As sure as the sun rises and sets every day, Jacob Zuma will have his day in court, in about a year’s time, give or take a couple of months.
The agonisingly long running saga of the so-called Spy Tapes finally came to a head when Mokotodei Mpshe’s 2009 decision to set aside the 783 charges faced by Jacob Zuma was declared irrational and illegal by the North Gauteng High Court in April.
In a trice, Jacob Zuma and the NPA applied for leave to appeal, and were turned down.
The NPA petitioned the Constitution Court for leave to appeal, citing constitutional grounds. Jacob Zuma petitioned the Supreme Court of Appeals (SCA) for leave to appeal.
On October 7, the Con Court said “It has concluded that it is not in the interests of justice for this Court to hear the matter at this stage.”
How come? Well, simply because the SCA, a lower court, has yet to respond to Jacob Zuma’s petition for leave to appeal in respect of the same matter. Now what?
Last Wednesday, the SCA agreed to hear legal argument as to why Jacob Zuma ought to be granted leave to appeal.
His legal team was advised that if leave to appeal is granted, the appeal will be argued at the same time. The parties must file documents within three months.
What are the chances of leave to appeal being granted? Well, if the same arguments are advanced that were used when applying for leave to appeal the North Gauteng High Court ruling, zero, according to legal experts.

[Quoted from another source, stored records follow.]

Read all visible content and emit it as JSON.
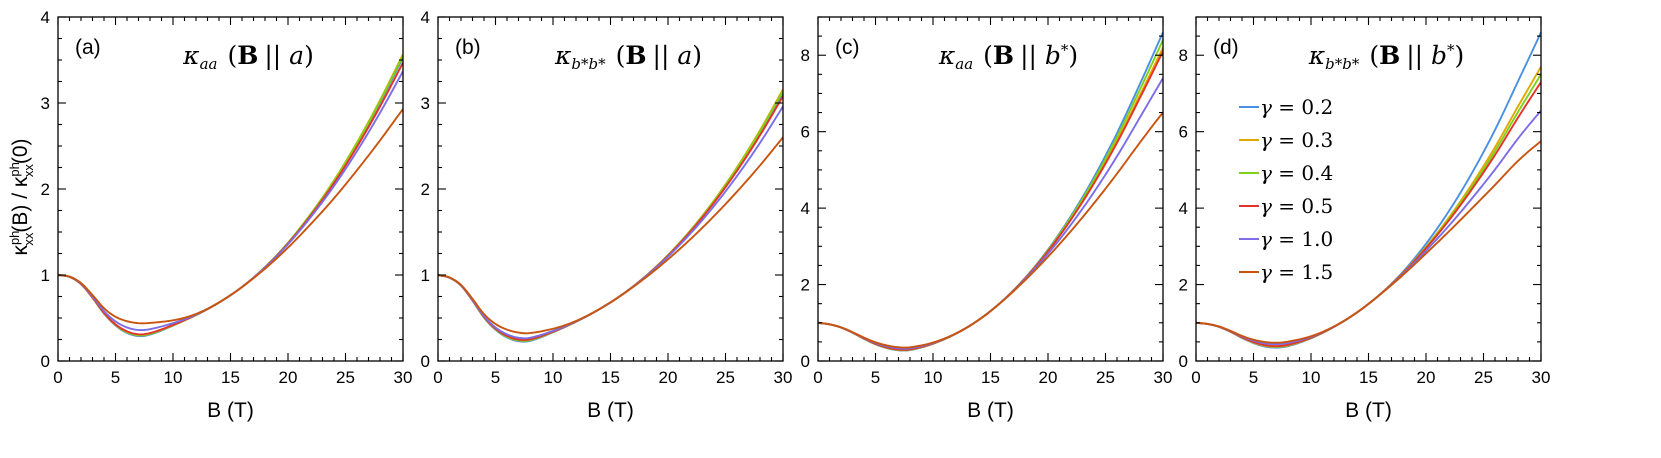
{
  "figure": {
    "ylabel": "κ",
    "ylabel_sup": "ph",
    "ylabel_sub": "xx",
    "ylabel_mid": "(B) / κ",
    "ylabel_end": "(0)"
  },
  "chart_data": [
    {
      "type": "line",
      "panel": "(a)",
      "title": "κ",
      "title_sub": "aa",
      "title_bold": "B",
      "title_rest": "|| a",
      "title_sup": "",
      "xlabel": "B (T)",
      "ylabel": "κxx^ph(B) / κxx^ph(0)",
      "xlim": [
        0,
        30
      ],
      "ylim": [
        0,
        4
      ],
      "xticks": [
        0,
        5,
        10,
        15,
        20,
        25,
        30
      ],
      "yticks": [
        0,
        1,
        2,
        3,
        4
      ],
      "key": [
        [
          0,
          1.0
        ],
        [
          1,
          0.98
        ],
        [
          2,
          0.9
        ],
        [
          3,
          0.75
        ],
        [
          4,
          0.58
        ],
        [
          5,
          0.46
        ],
        [
          6,
          0.39
        ],
        [
          7,
          0.36
        ],
        [
          8,
          0.37
        ],
        [
          10,
          0.44
        ],
        [
          12,
          0.54
        ],
        [
          14,
          0.68
        ],
        [
          16,
          0.86
        ],
        [
          18,
          1.08
        ],
        [
          20,
          1.34
        ],
        [
          22,
          1.64
        ],
        [
          24,
          1.97
        ],
        [
          26,
          2.34
        ],
        [
          28,
          2.74
        ],
        [
          30,
          3.17
        ]
      ],
      "series": [
        {
          "name": "γ = 0.2",
          "dmin": -0.07,
          "dend": 0.36
        },
        {
          "name": "γ = 0.3",
          "dmin": -0.06,
          "dend": 0.4
        },
        {
          "name": "γ = 0.4",
          "dmin": -0.06,
          "dend": 0.38
        },
        {
          "name": "γ = 0.5",
          "dmin": -0.05,
          "dend": 0.3
        },
        {
          "name": "γ = 1.0",
          "dmin": 0.0,
          "dend": 0.2
        },
        {
          "name": "γ = 1.5",
          "dmin": 0.08,
          "dend": -0.24
        }
      ]
    },
    {
      "type": "line",
      "panel": "(b)",
      "title": "κ",
      "title_sub": "b*b*",
      "title_bold": "B",
      "title_rest": "|| a",
      "title_sup": "",
      "xlabel": "B (T)",
      "ylabel": "κxx^ph(B) / κxx^ph(0)",
      "xlim": [
        0,
        30
      ],
      "ylim": [
        0,
        4
      ],
      "xticks": [
        0,
        5,
        10,
        15,
        20,
        25,
        30
      ],
      "yticks": [
        0,
        1,
        2,
        3,
        4
      ],
      "key": [
        [
          0,
          1.0
        ],
        [
          1,
          0.97
        ],
        [
          2,
          0.88
        ],
        [
          3,
          0.71
        ],
        [
          4,
          0.52
        ],
        [
          5,
          0.39
        ],
        [
          6,
          0.31
        ],
        [
          7,
          0.27
        ],
        [
          8,
          0.27
        ],
        [
          10,
          0.35
        ],
        [
          12,
          0.46
        ],
        [
          14,
          0.6
        ],
        [
          16,
          0.77
        ],
        [
          18,
          0.97
        ],
        [
          20,
          1.2
        ],
        [
          22,
          1.46
        ],
        [
          24,
          1.75
        ],
        [
          26,
          2.07
        ],
        [
          28,
          2.42
        ],
        [
          30,
          2.8
        ]
      ],
      "series": [
        {
          "name": "γ = 0.2",
          "dmin": -0.04,
          "dend": 0.32
        },
        {
          "name": "γ = 0.3",
          "dmin": -0.03,
          "dend": 0.36
        },
        {
          "name": "γ = 0.4",
          "dmin": -0.03,
          "dend": 0.34
        },
        {
          "name": "γ = 0.5",
          "dmin": -0.02,
          "dend": 0.28
        },
        {
          "name": "γ = 1.0",
          "dmin": 0.0,
          "dend": 0.16
        },
        {
          "name": "γ = 1.5",
          "dmin": 0.06,
          "dend": -0.2
        }
      ]
    },
    {
      "type": "line",
      "panel": "(c)",
      "title": "κ",
      "title_sub": "aa",
      "title_bold": "B",
      "title_rest": "|| b",
      "title_sup": "*",
      "xlabel": "B (T)",
      "ylabel": "κxx^ph(B) / κxx^ph(0)",
      "xlim": [
        0,
        30
      ],
      "ylim": [
        0,
        9
      ],
      "xticks": [
        0,
        5,
        10,
        15,
        20,
        25,
        30
      ],
      "yticks": [
        0,
        2,
        4,
        6,
        8
      ],
      "key": [
        [
          0,
          1.0
        ],
        [
          1,
          0.96
        ],
        [
          2,
          0.88
        ],
        [
          3,
          0.75
        ],
        [
          4,
          0.6
        ],
        [
          5,
          0.47
        ],
        [
          6,
          0.38
        ],
        [
          7,
          0.33
        ],
        [
          8,
          0.33
        ],
        [
          10,
          0.47
        ],
        [
          12,
          0.72
        ],
        [
          14,
          1.08
        ],
        [
          16,
          1.56
        ],
        [
          18,
          2.16
        ],
        [
          20,
          2.88
        ],
        [
          22,
          3.72
        ],
        [
          24,
          4.68
        ],
        [
          26,
          5.76
        ],
        [
          28,
          6.96
        ],
        [
          30,
          8.2
        ]
      ],
      "series": [
        {
          "name": "γ = 0.2",
          "dmin": -0.05,
          "dend": 0.4
        },
        {
          "name": "γ = 0.3",
          "dmin": -0.04,
          "dend": 0.0
        },
        {
          "name": "γ = 0.4",
          "dmin": -0.04,
          "dend": 0.2
        },
        {
          "name": "γ = 0.5",
          "dmin": -0.03,
          "dend": -0.1
        },
        {
          "name": "γ = 1.0",
          "dmin": 0.0,
          "dend": -0.8
        },
        {
          "name": "γ = 1.5",
          "dmin": 0.03,
          "dend": -1.7
        }
      ]
    },
    {
      "type": "line",
      "panel": "(d)",
      "title": "κ",
      "title_sub": "b*b*",
      "title_bold": "B",
      "title_rest": "|| b",
      "title_sup": "*",
      "xlabel": "B (T)",
      "ylabel": "κxx^ph(B) / κxx^ph(0)",
      "xlim": [
        0,
        30
      ],
      "ylim": [
        0,
        9
      ],
      "xticks": [
        0,
        5,
        10,
        15,
        20,
        25,
        30
      ],
      "yticks": [
        0,
        2,
        4,
        6,
        8
      ],
      "key": [
        [
          0,
          1.0
        ],
        [
          1,
          0.97
        ],
        [
          2,
          0.9
        ],
        [
          3,
          0.78
        ],
        [
          4,
          0.64
        ],
        [
          5,
          0.53
        ],
        [
          6,
          0.46
        ],
        [
          7,
          0.44
        ],
        [
          8,
          0.47
        ],
        [
          10,
          0.63
        ],
        [
          12,
          0.9
        ],
        [
          14,
          1.27
        ],
        [
          16,
          1.74
        ],
        [
          18,
          2.3
        ],
        [
          20,
          2.96
        ],
        [
          22,
          3.7
        ],
        [
          24,
          4.53
        ],
        [
          26,
          5.44
        ],
        [
          28,
          6.44
        ],
        [
          30,
          7.4
        ]
      ],
      "series": [
        {
          "name": "γ = 0.2",
          "dmin": -0.09,
          "dend": 1.2
        },
        {
          "name": "γ = 0.3",
          "dmin": -0.07,
          "dend": 0.3
        },
        {
          "name": "γ = 0.4",
          "dmin": -0.06,
          "dend": 0.1
        },
        {
          "name": "γ = 0.5",
          "dmin": -0.05,
          "dend": -0.1
        },
        {
          "name": "γ = 1.0",
          "dmin": 0.0,
          "dend": -0.85
        },
        {
          "name": "γ = 1.5",
          "dmin": 0.04,
          "dend": -1.65
        }
      ]
    }
  ],
  "legend": {
    "items": [
      {
        "label": "γ = 0.2",
        "color": "#4a90e2"
      },
      {
        "label": "γ = 0.3",
        "color": "#e0a800"
      },
      {
        "label": "γ = 0.4",
        "color": "#7fd11c"
      },
      {
        "label": "γ = 0.5",
        "color": "#e6332a"
      },
      {
        "label": "γ = 1.0",
        "color": "#7b6ee6"
      },
      {
        "label": "γ = 1.5",
        "color": "#c8550f"
      }
    ]
  }
}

Even if leave to appeal is granted – which the court may well do because of the political sensitivity of the matter – the likelihood of the April High Court ruling being overturned is virtually non-existent.

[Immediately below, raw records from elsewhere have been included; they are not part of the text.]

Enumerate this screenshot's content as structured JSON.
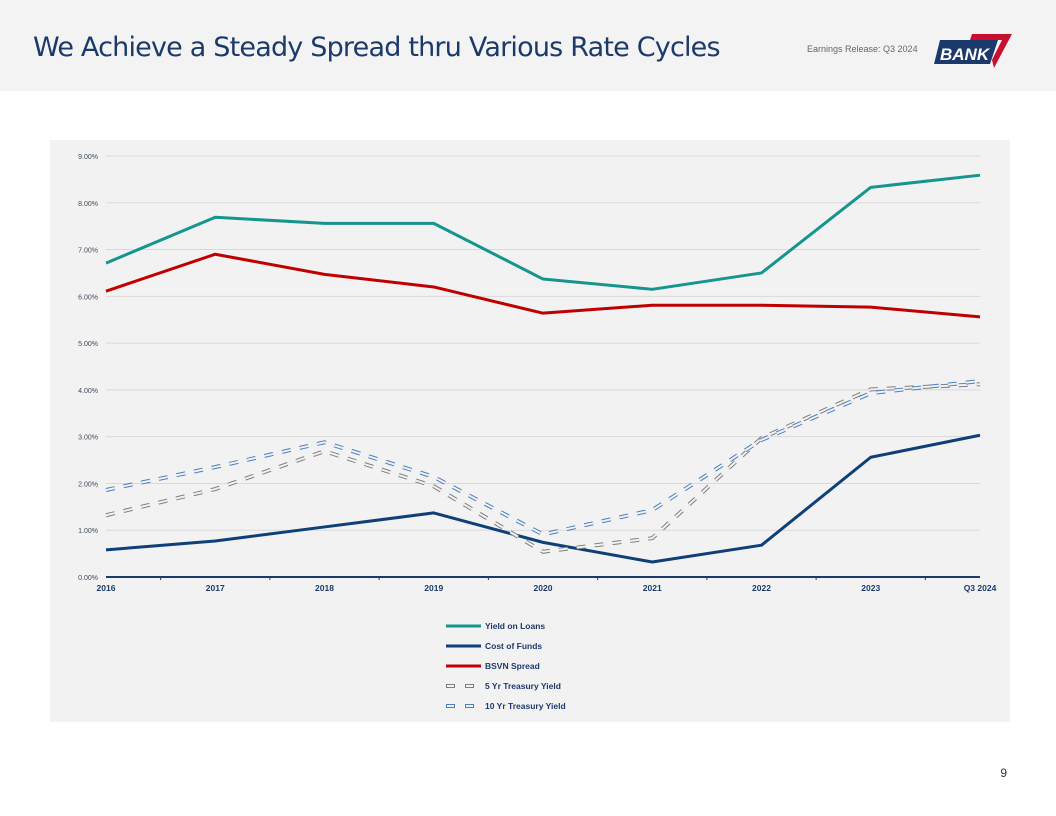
{
  "header": {
    "title": "We Achieve a Steady Spread thru Various Rate Cycles",
    "release": "Earnings Release: Q3 2024",
    "logo_text": "BANK7"
  },
  "page_number": "9",
  "chart_data": {
    "type": "line",
    "categories": [
      "2016",
      "2017",
      "2018",
      "2019",
      "2020",
      "2021",
      "2022",
      "2023",
      "Q3 2024"
    ],
    "ylim": [
      0,
      9
    ],
    "yticks": [
      "0.00%",
      "1.00%",
      "2.00%",
      "3.00%",
      "4.00%",
      "5.00%",
      "6.00%",
      "7.00%",
      "8.00%",
      "9.00%"
    ],
    "grid": true,
    "legend": "bottom",
    "series": [
      {
        "name": "Yield on Loans",
        "color": "#16958f",
        "dash": false,
        "values": [
          6.71,
          7.69,
          7.56,
          7.56,
          6.37,
          6.15,
          6.5,
          8.33,
          8.59
        ]
      },
      {
        "name": "Cost of Funds",
        "color": "#0f3f78",
        "dash": false,
        "values": [
          0.58,
          0.77,
          1.07,
          1.37,
          0.74,
          0.32,
          0.68,
          2.56,
          3.03
        ]
      },
      {
        "name": "BSVN Spread",
        "color": "#c00000",
        "dash": false,
        "values": [
          6.11,
          6.9,
          6.47,
          6.2,
          5.64,
          5.81,
          5.81,
          5.77,
          5.56
        ]
      },
      {
        "name": "5 Yr Treasury Yield",
        "color": "#7f7f7f",
        "dash": true,
        "values": [
          1.32,
          1.88,
          2.69,
          1.94,
          0.54,
          0.83,
          2.97,
          4.01,
          4.12
        ]
      },
      {
        "name": "10 Yr Treasury Yield",
        "color": "#4a7fc1",
        "dash": true,
        "values": [
          1.86,
          2.35,
          2.88,
          2.14,
          0.91,
          1.43,
          2.93,
          3.93,
          4.19
        ]
      }
    ]
  }
}
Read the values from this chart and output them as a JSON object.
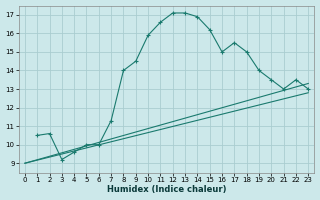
{
  "xlabel": "Humidex (Indice chaleur)",
  "background_color": "#cce8ea",
  "grid_color": "#aacdd0",
  "line_color": "#1a7a6e",
  "xlim": [
    -0.5,
    23.5
  ],
  "ylim": [
    8.5,
    17.5
  ],
  "xticks": [
    0,
    1,
    2,
    3,
    4,
    5,
    6,
    7,
    8,
    9,
    10,
    11,
    12,
    13,
    14,
    15,
    16,
    17,
    18,
    19,
    20,
    21,
    22,
    23
  ],
  "yticks": [
    9,
    10,
    11,
    12,
    13,
    14,
    15,
    16,
    17
  ],
  "line1_x": [
    1,
    2,
    3,
    4,
    5,
    6,
    7,
    8,
    9,
    10,
    11,
    12,
    13,
    14,
    15,
    16,
    17,
    18,
    19,
    20,
    21,
    22,
    23
  ],
  "line1_y": [
    10.5,
    10.6,
    9.2,
    9.6,
    10.0,
    10.0,
    11.3,
    14.0,
    14.5,
    15.9,
    16.6,
    17.1,
    17.1,
    16.9,
    16.2,
    15.0,
    15.5,
    15.0,
    14.0,
    13.5,
    13.0,
    13.5,
    13.0
  ],
  "line2_x": [
    0,
    23
  ],
  "line2_y": [
    9.0,
    13.3
  ],
  "line3_x": [
    0,
    23
  ],
  "line3_y": [
    9.0,
    12.8
  ]
}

By this time, allowing about three months before the SCA hands down a ruling, we are six months down the track, and the NPA’s petition to the Con Court is still outstanding.
Inevitably, because he has deep pockets (courtesy of the public purse), and the need to delay for as long as possible, Jacob Zuma will also petition the Con Court to hear the matter on constitutional grounds.
Since both petitions – the NPA’s and Jacob Zuma’s – pertain to the same matter, they will either both be granted or denied. Again, because of political sensitivity, the Con Court may well choose to hear argument, like the SCA has agreed to do, as to why it should hear the matter.
Allowing for three months to file documents, the Con Court is likely to hear both argument in support of why it ought to hear the case, and if it agrees to hear the case, it will have the matter argued immediately.
Allowing a further three months before the Con Court hands down a ruling, which is most unlikely to be anything other than dismissing both appeals with costs, Jacob Zuma will have reached the end of the line.
He will have no further avenues of appeal, and his long-awaited day in court will have dawned, and this is where it gets interesting.
Contrary to popular belief, it is not up to the NPA to seek a court date. The matter is entirely out of Shaun Abrahams’ hands. The April High Court ruling means the charges against Jacob Zuma are automatically reinstated.
All that remains to be done, is for a court date to be allocated, and a judge appointed to hear the matter. That particular privilege falls to North Gauteng High Court judge president Dunstan Mlambo, and it would be hard to imagine there would be any delay in setting the matter down.
There is of course the possibility, remote as it might be, that Shaun Abrahams would choose to do as Mokotedi Mpshe did – set aside the charges – but in order to do so with any chance of success, he would have to come up with compelling new evidence to support his decision, and the likelihood of that evidence withstanding the test of judicial review, is at best, slim.
The Zuma camp has advanced every threadbare legal argument that it could in the last eight years, and the cupboard is finally bare.
Sometime late next year, or early 2018, the nation can make the popcorn, break out the cool-drink, and settle down on the sofa to watch the TV spectacle unfold, as Jacob Zuma finally gets his comeuppance.